著者によると、神経回路の再生のポイントは以下の3点になるという。
1.神経軸索の再生→軸索の伸びを邪魔する分子の扱いがカギ
2.神経系を構成する細胞の補充→神経幹細胞がカギ
3.機能回復→リハビリテーション
そして、この3つのポイントを含んだ中枢神経系の再生は、発生現象を再現することにほかならないことがわかってきたという。
内在性の神経幹細胞とニューロンの新生をどう生かすか。著者たちのグループは、アセチルコリン分解酵素阻害薬が成体脳における申請ニューロンを長生きさせることを見出しているという。

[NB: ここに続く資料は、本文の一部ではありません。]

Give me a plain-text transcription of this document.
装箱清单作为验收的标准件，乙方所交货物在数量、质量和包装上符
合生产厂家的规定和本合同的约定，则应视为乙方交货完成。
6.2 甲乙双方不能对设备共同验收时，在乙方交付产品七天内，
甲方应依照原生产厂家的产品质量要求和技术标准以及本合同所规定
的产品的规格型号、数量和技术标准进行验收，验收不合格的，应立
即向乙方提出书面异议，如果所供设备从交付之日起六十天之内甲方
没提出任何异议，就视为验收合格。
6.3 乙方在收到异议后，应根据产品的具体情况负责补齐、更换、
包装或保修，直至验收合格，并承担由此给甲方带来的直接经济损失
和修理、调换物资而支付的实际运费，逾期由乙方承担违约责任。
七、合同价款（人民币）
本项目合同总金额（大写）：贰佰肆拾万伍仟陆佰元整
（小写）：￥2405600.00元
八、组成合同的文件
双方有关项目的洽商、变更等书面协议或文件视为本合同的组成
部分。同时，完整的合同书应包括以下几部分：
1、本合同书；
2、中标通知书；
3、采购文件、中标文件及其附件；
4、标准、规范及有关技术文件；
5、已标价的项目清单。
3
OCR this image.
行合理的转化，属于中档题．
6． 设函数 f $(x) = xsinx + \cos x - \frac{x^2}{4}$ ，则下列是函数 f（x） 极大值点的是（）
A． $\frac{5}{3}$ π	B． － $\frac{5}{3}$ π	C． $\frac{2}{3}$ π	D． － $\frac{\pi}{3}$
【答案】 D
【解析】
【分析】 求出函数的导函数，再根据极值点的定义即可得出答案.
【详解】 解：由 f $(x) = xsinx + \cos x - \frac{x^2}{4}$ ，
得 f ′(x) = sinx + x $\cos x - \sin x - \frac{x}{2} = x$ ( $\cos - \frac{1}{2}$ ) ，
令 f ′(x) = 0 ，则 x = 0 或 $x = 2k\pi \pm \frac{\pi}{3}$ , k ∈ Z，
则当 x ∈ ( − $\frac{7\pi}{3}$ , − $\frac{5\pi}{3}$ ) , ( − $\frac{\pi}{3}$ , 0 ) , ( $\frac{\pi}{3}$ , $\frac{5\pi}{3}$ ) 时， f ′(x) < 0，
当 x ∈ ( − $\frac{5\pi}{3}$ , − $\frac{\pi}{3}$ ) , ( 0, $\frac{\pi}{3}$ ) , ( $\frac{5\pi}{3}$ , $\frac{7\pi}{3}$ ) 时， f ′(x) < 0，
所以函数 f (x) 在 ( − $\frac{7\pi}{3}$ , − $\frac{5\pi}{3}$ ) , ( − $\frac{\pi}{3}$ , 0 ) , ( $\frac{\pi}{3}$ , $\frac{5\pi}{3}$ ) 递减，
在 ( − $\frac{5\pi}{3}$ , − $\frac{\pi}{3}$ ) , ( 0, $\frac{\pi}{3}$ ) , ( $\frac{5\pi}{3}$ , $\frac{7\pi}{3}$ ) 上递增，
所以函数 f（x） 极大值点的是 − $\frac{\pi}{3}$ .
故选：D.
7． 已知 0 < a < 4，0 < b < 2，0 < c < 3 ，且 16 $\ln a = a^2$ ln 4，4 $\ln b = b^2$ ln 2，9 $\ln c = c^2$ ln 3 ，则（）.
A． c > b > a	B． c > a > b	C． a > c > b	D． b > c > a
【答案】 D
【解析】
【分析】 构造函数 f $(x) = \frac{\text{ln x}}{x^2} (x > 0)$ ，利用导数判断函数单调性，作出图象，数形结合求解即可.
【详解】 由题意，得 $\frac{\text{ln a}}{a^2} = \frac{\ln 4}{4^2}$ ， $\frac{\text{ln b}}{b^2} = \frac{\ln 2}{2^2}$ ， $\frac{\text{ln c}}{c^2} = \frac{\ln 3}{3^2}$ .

細胞移植に関しては、胎児の脳から分離した神経幹細胞を増殖させて利用した治療用の神経幹細胞がアメリカのベンチャー企業によって実用化されているという。慢性期の脳梗塞患者を救うためにも幹細胞移植による再生法が有望視されていて、海外ではそのためにES細胞由来の前駆細胞を用いた細胞移植の臨床研究が試みられている。一方、日本ではiPS細胞を用いた研究が行われており、著者のグループもラットやマウスやマーモセットでの研究の後に、山中伸弥教授の応援を受けながらiPS細胞での試験を行ってきた。iPS細胞のがん化の問題についても目安が得られるようになってきており、脊髄損傷の再生治療を目指した臨床研究に向けての道が開けてきた状況だという。
専門書ではなく、かといって広く一般市民向けというほどでもなく、ある程度理系分野の素養があれば専門家でなくても概要は理解できる、といった内容である。広く一般的に利用されるまでにはまだ時間がかかりそうに思えるが、大きな可能性と意義を秘めた研究であり、今後の進歩を期待したい、と思った。